Con la prudencia que da el vivir en Cristo y movido únicamente por los valores del Evangelio, el padre González de Santa Cruz supo ganarse el respeto y la consideración tanto de los caciques indígenas como de las autoridades europeas de Asunción y del Río de la Plata. Su sentido de justicia -vivido en primer lugar con Dios-, le llevó a elevar su voz en defensa de los derechos de los indios. Junto con otros muchos eclesiásticos de la región, consiguió eliminar el yaconazgo en esta parte del continente y mitigar los abusos de la encomienda. Se formó así una legislación ejemplar, en un clima de concordia y armonía, que posibilitó la fusión étnica y cultural característica de este país.
La labor inmensa de estos hombres, toda esa labor evangelizadora de las reducciones guaraníticas, fue posible gracias a su unión con Dios. San Roque y sus compañeros siguieron el ejemplo de San Ignacio, plasmado en sus Constituciones: “Los medios que unen al instrumento con Dios y lo disponen a dejarse guiar por su mano divina son más eficaces que aquellos que lo disponen hacia los hombres” (San Ignacio de Loyola, Constitutiones Societatis Iesu, n. 813).
Por eso, estos nuevos santos vivieron en aquella “familiaridad con Dios, nuestro Señor” (Ibíd.), que su fundador quería como característica del jesuita. Fundamentaron así, día a día, su trabajo en la oración, sin dejarla por ningún motivo. Por más ocupaciones que hayamos tenido -escribía el padre Roque en 1613-, jamás hemos faltado a nuestros ejercicios espirituales y modo de proceder (Epist., 8 de octubre de 1613).
El padre Roque González de Santa Cruz y sus compañeros mártires fueron capaces de abandonar la vida tranquila del hogar paterno, el ambiente y las actividades que les eran familiares, para mostrar la grandeza del amor a Dios y a los hermanos. Ni los obstáculos de una naturaleza agreste, ni las incomprensiones de los hombres, ni los ataques de quienes veían en su acción evangelizadora un peligro para sus propios intereses, fueron capaces de atemorizar a estos campeones de la fe. Su entrega sin reservas los llevó hasta el martirio. Una muerte cruenta que ellos nunca buscaron con gestos de arrogante desafío. Siguiendo las huellas de los grandes evangelizadores, fueron humildes en su perseverancia y fieles a su compromiso misionero. Aceptaron el martirio porque su amor, levantado sobre una robusta fe y una invicta esperanza, no podía sucumbir ni siquiera ante los duros golpes de sus verdugos. Así, como testigos del mandamiento nuevo de Jesús, dieron prueba con su muerte de la grandeza de su amor.

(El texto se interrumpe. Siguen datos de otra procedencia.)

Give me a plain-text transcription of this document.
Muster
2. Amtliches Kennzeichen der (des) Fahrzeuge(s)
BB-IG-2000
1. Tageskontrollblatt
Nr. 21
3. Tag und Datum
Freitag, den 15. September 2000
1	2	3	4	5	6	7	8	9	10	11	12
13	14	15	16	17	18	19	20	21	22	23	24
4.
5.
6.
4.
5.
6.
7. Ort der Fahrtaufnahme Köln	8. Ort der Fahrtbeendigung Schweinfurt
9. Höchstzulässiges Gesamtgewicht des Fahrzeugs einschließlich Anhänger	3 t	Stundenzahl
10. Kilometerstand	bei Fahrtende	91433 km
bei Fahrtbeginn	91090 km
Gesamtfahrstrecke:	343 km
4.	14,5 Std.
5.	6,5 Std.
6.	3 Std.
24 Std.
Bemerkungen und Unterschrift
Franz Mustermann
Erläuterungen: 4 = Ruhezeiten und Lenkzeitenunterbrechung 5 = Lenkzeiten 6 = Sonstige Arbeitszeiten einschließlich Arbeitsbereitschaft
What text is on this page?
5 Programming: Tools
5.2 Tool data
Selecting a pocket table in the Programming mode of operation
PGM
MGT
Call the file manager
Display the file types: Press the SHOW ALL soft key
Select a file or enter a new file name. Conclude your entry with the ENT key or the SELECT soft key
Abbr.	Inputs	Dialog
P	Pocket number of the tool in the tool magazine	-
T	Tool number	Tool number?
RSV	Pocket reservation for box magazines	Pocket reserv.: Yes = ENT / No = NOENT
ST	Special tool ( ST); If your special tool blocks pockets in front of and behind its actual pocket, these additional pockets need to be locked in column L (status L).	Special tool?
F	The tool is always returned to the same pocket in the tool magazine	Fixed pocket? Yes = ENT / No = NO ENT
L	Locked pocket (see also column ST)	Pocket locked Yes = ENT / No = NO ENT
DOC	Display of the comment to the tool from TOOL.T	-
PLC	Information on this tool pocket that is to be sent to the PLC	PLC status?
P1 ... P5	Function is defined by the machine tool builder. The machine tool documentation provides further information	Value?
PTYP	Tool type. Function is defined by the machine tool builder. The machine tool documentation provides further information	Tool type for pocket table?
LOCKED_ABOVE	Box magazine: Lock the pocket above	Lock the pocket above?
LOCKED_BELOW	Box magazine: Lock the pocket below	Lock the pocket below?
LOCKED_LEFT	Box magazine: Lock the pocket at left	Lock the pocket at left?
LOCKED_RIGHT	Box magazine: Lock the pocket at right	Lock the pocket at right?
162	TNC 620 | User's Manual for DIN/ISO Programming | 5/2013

El corazón incorrupto del padre Roque González de Santa Cruz constituye una imagen elocuente del amor cristiano, capaz de superar todos los límites humanos, hasta los de la muerte.
San Roque González de Santa Cruz [sobre estas líneas pintado por Raúl Berzosa], San Alfonso Rodríguez y San Juan del Castillo, como San Ignacio de Loyola y San Francisco Javier, fueron ejemplo de ferviente devoción a la Santísima Virgen -a la que invocaban como Virgen Conquistadora- en su anhelo por conquistar almas para Dios. La fe de vuestro pueblo y el celo de los primeros evangelizadores han dejado un elocuente testimonio de devoción a María en la multitud de advocaciones marianas que pueblan vuestra geografía y las regiones limítrofes. Sin aquella acendrada piedad y prácticas marianas, particularmente el rezo del Santo Rosario, no hubieran sido tan abundantes los frutos apostólicos por los que hoy damos gracias a Dios.